Nicklen is no stranger to bizarre foods. He grew up on Baffin Island in Nunavut, one of Canada’s northernmost territories and a place where temperatures regularly fall to 40 degrees below zero Fahrenheit. The island community is composed of a tiny, mostly Inuit population that dines on anything it can pull from beneath frozen waters. “I loved the dramatic weather and the wildlife,” says Nicklen, who used to nest himself in huge snowbanks after a big storm. “I was maybe a bit of a weird kid.”
Nicklen’s new book, and much of his work in photojournalism, makes a subtle case that more must be done to protect cold-weather creatures and their environments -- especially from polar-ice-melting climate change. “We stand to lose an entire polar ecosystem because of climate change,” he contends.
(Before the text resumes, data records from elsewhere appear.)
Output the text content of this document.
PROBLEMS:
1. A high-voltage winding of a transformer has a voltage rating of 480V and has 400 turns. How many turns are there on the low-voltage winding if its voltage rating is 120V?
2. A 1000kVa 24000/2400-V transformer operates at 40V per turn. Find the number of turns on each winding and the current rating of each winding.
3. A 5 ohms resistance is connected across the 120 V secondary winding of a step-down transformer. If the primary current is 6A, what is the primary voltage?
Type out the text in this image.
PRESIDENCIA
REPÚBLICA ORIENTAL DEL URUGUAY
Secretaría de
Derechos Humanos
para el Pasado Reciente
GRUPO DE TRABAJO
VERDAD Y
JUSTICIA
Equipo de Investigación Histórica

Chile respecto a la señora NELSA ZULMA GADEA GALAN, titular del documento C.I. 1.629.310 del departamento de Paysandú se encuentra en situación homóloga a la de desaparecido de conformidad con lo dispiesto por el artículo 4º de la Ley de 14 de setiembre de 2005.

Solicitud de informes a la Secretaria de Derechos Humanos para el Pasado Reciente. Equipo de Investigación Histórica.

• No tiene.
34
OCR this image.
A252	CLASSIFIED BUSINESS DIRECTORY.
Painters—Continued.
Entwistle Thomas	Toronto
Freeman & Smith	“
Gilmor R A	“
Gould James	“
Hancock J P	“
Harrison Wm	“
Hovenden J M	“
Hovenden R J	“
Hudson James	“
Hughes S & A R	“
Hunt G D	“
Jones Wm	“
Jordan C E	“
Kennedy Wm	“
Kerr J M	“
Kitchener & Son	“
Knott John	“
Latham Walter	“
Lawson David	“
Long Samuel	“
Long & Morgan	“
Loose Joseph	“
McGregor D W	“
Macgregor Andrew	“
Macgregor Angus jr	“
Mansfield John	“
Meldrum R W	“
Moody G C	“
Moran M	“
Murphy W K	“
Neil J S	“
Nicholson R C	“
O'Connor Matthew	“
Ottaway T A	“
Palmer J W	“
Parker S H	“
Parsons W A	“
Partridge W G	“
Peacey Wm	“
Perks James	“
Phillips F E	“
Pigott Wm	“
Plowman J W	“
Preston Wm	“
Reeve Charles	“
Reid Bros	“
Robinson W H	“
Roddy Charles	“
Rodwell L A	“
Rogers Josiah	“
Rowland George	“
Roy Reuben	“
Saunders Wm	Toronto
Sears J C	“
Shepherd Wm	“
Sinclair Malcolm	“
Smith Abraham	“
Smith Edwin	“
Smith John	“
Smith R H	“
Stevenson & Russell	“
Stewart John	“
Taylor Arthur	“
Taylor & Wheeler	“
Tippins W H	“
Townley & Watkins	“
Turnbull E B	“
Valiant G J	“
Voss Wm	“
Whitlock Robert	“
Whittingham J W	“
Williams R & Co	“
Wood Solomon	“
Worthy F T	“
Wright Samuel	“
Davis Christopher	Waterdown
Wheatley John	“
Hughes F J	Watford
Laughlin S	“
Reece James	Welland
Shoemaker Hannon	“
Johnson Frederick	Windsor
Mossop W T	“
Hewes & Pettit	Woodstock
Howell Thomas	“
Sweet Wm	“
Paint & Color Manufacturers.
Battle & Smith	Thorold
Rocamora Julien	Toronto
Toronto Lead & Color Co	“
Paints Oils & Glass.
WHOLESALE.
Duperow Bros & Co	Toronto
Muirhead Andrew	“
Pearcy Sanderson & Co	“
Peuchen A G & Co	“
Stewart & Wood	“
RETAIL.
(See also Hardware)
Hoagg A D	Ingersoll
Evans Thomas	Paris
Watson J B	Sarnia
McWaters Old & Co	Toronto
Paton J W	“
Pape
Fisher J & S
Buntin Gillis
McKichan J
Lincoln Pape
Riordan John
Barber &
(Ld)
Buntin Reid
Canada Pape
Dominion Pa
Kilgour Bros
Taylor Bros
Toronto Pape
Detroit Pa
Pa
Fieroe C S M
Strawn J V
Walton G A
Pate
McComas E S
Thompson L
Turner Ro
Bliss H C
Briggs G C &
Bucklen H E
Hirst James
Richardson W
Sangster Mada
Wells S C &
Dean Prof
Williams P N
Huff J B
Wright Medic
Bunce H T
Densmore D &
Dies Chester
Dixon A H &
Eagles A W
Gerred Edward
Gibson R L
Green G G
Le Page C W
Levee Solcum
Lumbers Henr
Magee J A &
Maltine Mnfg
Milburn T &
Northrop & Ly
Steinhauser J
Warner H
That’s why Nicklen hopes Polar Obsession will make the world’s most otherworldly regions seem a little more accessible to those of us who don’t get to share his subzero experiences. Funny thing about that, though, is, if he could, Nicklen would leave the camera at his home in the Yukon Territory. “I’m always looking at these amazing things through this little box instead of just experiencing them,” he says. “When you’ve got a leopard seal the size of a grizzly bear engulfing your whole head in its jaws, it would be amazing to just watch.”
He pauses and reconsiders: “Well, actually, maybe it is a little less scary if you get to see those jaws through a fish-eye lens.”